According to the Cbic, among the reasons for this new projection are the positive expectations of companies for purchases and new projects and the growing forecast for the Brazilian economy, in addition to the effects of the adjustments planned by the program Minha Casa, Minha Vida (My house, my life).

The Construction Industry Union of the State of São Paulo, in partnership with the Getulio Vargas Foundation, are more positive and are betting on a growth of 2.9%, based on numerous factors, such as the growth of consumption of materials by families and companies. Furthermore, the base interest rate is expected to continue falling, which could translate into a decrease in interest rates to finance the construction and purchase of residential property.

Argentina’s economic growth in recent years has been poor

A quite different scenario is what Chile is experiencing after investment in the sector registered a drop of 4% during 2023. According to the Chilean Chamber of Construction (CChC), this year the sector faces important challenges and although will recover because of a significant public investment, aggregate investment will continue to be negative, especially due to the lack of dynamism that private investment would present, both in housing and infrastructure.

The entity detailed that, according to its forecasts, investment in infrastructure will fall 0.3% annually. Although investment in public infrastructure will grow 5.3%, this figure does not offset a 6.3% drop projected for productive investment.

Investment in housing will experience a comparable situation and will contract by 3.2% in 2024. According to the CChC, public investment in housing shows record figures, with US$ 3.8 billion allocated to the execution of housing programs and investment, representing a growth of 9% compared to 2023, but investment in private housing would fall by 6.4%.
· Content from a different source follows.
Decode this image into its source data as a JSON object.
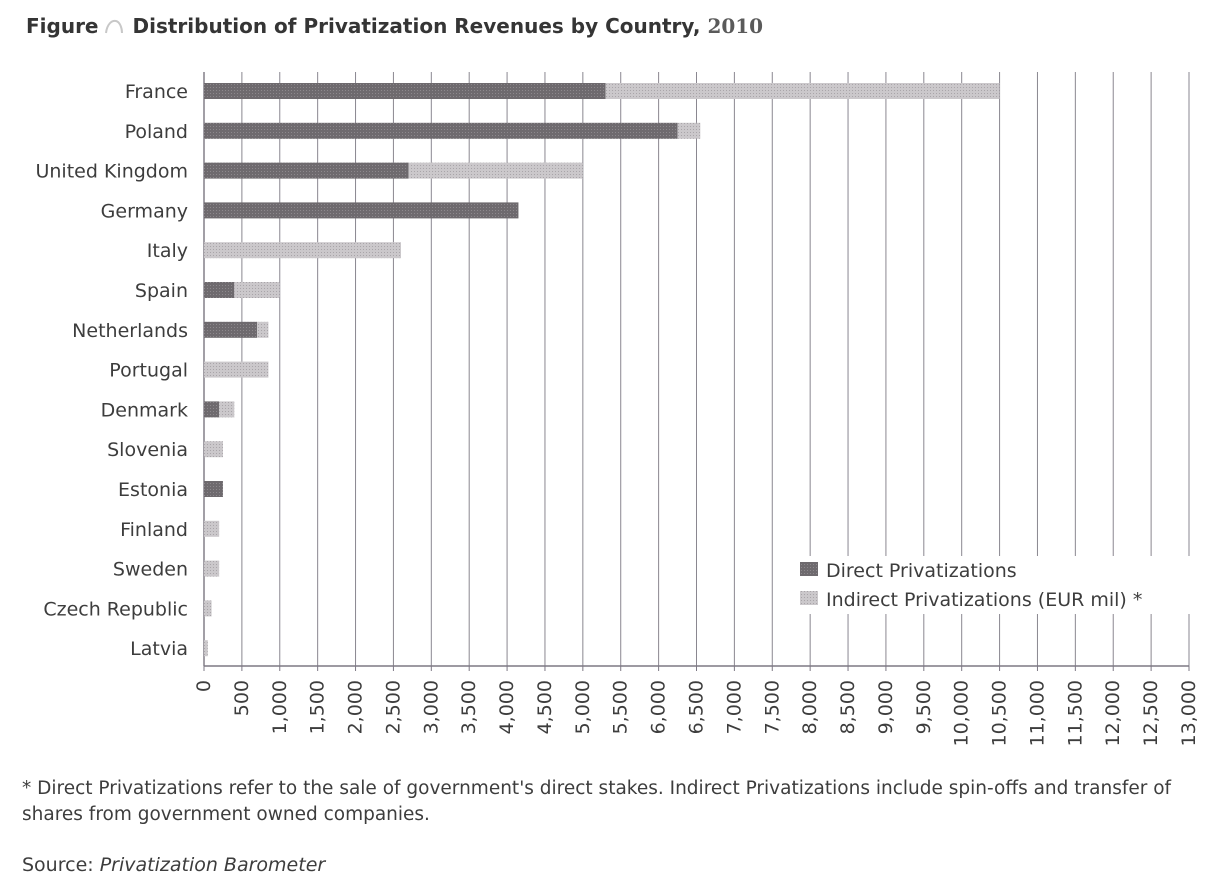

Another country with a construction sector navigating turbulent waters is Colombia. According to the National Administrative Department of Statistics (DANE), the industry experienced a contraction of 4.2% during 2023.

Infrastructure challenges in Colombia are pressing and encompass not only expansion, but also adaptation and maintenance of existing infrastructure.

Construction was also one of the most affected sectors in Peru, both due to exogenous factors such as climatic phenomena (El Niño) and international prices, and due to its own issues, such as social conflicts, political crises, and uncertainty about investors.

The Central Reserve Bank of Peru (BCRP) estimates that the sector would have closed 2023 with a fall of 8%, the worst sectoral performance of the industry in the last twenty-four years, except for 2020. For its part, the Peruvian Chamber of Construction is more pessimistic and estimated that the drop could be 8.7 percent.

For this year, most projections indicate that construction will grow between 3% and 4%. However, this depends on the government acting proactively, and even then, it would not be enough to reverse last year’s sharp contraction.